NTMA chief executive John Corrigan said the agency will “start the process of re-entry” around the middle of this year and hopes to raise billions rather than millions of euro from its sale of short-term Government debt.
However, Mr Corrigan said such moves tend to be “very much opportunistic” and dependent on fast-moving capital market moods; and on more positive moves in tackling the eurozone debt crisis.
He said the NTMA would have no hesitation in delaying its re-entry to the debt markets if it thought it could not lend at acceptable yields. “If we go back in, we have to do so in a sure-footed manner. There would be nothing worse than failing in our strategy; it would be better staying out than failing. The first transaction is crucial to ongoing success.”

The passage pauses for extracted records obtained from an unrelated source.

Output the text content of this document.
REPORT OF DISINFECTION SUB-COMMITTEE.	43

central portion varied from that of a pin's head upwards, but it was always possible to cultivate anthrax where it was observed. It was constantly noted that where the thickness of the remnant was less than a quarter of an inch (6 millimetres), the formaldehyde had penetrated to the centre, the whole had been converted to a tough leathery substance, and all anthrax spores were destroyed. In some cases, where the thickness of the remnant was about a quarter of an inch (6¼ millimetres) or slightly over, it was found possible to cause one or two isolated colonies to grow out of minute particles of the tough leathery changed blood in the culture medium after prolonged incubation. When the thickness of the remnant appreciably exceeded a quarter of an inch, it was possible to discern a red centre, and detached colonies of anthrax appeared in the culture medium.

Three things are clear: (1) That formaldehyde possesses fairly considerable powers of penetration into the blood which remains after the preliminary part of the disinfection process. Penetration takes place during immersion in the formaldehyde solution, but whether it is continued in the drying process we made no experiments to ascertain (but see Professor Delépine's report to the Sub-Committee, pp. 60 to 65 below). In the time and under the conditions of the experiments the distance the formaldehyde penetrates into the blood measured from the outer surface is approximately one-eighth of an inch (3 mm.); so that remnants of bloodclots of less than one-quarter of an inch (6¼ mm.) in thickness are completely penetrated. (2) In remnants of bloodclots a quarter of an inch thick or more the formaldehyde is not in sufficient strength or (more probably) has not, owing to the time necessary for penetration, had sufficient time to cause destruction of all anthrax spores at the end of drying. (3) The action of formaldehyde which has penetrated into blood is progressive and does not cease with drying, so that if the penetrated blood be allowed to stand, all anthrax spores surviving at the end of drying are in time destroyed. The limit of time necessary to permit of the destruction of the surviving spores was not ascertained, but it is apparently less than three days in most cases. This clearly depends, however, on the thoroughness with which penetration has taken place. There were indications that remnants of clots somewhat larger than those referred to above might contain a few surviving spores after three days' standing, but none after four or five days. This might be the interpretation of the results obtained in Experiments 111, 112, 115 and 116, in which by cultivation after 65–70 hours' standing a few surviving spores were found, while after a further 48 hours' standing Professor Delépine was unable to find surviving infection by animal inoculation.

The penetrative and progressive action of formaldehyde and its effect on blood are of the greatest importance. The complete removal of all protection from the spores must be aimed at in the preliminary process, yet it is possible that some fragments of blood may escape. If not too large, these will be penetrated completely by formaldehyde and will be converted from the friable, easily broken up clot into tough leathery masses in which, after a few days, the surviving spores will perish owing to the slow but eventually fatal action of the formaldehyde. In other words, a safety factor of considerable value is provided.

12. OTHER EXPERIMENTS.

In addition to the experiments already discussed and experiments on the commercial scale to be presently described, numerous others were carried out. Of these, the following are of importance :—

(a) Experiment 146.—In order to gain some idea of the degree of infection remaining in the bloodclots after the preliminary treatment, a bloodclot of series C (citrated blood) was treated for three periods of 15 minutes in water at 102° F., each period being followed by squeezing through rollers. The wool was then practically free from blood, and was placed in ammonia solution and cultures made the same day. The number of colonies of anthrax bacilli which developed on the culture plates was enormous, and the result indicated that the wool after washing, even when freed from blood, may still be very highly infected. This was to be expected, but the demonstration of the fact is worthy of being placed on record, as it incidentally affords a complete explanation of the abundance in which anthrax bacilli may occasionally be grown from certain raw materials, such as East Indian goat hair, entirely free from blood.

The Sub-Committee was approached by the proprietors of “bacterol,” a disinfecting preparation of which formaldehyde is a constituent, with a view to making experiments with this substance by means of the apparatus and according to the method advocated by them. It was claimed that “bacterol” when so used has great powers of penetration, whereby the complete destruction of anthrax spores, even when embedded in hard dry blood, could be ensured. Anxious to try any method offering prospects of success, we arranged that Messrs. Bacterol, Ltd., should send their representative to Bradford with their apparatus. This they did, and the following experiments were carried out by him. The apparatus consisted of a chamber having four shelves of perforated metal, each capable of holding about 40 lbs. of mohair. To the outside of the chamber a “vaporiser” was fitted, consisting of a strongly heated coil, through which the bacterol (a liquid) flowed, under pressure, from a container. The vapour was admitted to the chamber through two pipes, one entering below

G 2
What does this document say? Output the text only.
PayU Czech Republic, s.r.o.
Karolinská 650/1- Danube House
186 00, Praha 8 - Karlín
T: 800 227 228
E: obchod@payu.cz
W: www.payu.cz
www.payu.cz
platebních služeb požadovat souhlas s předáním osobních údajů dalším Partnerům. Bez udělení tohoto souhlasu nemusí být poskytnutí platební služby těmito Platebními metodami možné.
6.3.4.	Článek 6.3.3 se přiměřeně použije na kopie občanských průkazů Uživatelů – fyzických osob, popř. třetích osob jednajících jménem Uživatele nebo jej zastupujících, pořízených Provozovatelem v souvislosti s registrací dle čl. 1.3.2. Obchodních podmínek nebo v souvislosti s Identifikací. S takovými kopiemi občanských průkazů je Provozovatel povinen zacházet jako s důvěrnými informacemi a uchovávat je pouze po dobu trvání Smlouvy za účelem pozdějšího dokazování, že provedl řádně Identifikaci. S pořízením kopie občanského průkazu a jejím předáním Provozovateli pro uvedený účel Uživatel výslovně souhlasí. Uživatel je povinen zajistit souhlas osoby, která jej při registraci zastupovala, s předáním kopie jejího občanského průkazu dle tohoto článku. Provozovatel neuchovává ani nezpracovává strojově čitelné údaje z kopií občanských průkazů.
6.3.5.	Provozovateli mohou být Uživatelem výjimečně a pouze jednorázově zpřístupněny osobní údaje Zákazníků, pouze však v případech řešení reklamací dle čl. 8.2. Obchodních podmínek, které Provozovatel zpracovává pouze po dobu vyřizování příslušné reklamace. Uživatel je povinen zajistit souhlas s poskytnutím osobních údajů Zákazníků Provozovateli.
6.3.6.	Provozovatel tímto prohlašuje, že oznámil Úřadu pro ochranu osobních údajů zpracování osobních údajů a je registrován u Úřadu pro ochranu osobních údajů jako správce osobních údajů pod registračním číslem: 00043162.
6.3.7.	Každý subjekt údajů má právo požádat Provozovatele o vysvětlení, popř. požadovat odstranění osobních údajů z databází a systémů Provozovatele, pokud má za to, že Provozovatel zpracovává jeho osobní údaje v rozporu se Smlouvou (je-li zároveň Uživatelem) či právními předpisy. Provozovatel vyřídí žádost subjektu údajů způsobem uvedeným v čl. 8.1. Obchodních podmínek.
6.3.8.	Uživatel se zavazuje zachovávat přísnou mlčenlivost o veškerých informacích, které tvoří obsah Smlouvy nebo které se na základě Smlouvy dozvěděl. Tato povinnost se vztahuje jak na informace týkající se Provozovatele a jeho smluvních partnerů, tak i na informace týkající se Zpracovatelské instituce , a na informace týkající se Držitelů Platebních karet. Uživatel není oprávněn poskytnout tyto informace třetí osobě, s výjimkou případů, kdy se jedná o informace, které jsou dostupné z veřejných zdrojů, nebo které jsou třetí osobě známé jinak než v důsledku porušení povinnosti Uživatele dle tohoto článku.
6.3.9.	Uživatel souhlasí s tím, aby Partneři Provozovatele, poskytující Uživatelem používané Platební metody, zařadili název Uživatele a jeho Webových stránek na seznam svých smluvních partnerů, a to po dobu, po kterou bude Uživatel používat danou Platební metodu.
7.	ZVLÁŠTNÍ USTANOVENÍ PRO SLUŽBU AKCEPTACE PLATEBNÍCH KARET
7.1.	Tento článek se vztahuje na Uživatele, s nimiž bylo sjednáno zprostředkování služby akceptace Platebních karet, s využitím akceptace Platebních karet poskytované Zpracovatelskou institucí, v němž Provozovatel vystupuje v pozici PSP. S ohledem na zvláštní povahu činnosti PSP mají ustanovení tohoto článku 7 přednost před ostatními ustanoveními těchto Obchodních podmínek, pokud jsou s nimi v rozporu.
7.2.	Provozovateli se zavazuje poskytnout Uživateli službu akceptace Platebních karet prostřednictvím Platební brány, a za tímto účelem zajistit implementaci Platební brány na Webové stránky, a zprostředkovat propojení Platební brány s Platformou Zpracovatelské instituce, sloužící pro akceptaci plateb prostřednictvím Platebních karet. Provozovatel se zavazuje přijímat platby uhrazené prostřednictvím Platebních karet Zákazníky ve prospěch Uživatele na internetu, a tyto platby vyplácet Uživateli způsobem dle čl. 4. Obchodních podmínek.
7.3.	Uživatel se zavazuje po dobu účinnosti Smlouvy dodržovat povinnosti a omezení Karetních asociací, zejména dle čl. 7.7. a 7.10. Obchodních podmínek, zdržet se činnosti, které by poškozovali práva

He downplayed the idea that Ireland may require a second bailout, noting the country is only one year into a three-year programme and looking for a second bailout, at this time, “would be a bit like throwing in the towel when you hear the half-time whistle”.
He said while Ireland’s borrowing costs remain elevated, they have come down from 8.3% to 7.5%, and are well below those of other periphery member states.
That, according to the NTMA, has been prompted by US bond investors’ interest in Irish debt and the agency is in the midst of an investor relations roadshow.
“Investors recognise that Ireland has a flexible open economy and is fully engaged in taking action to deal with its problems on the basis of the measures set out in the EU/IMF programme. However, a resolution of the wider eurozone sovereign debt and banking crisis is critical to restoring investor confidence and positioning the NTMA for a return to the markets.”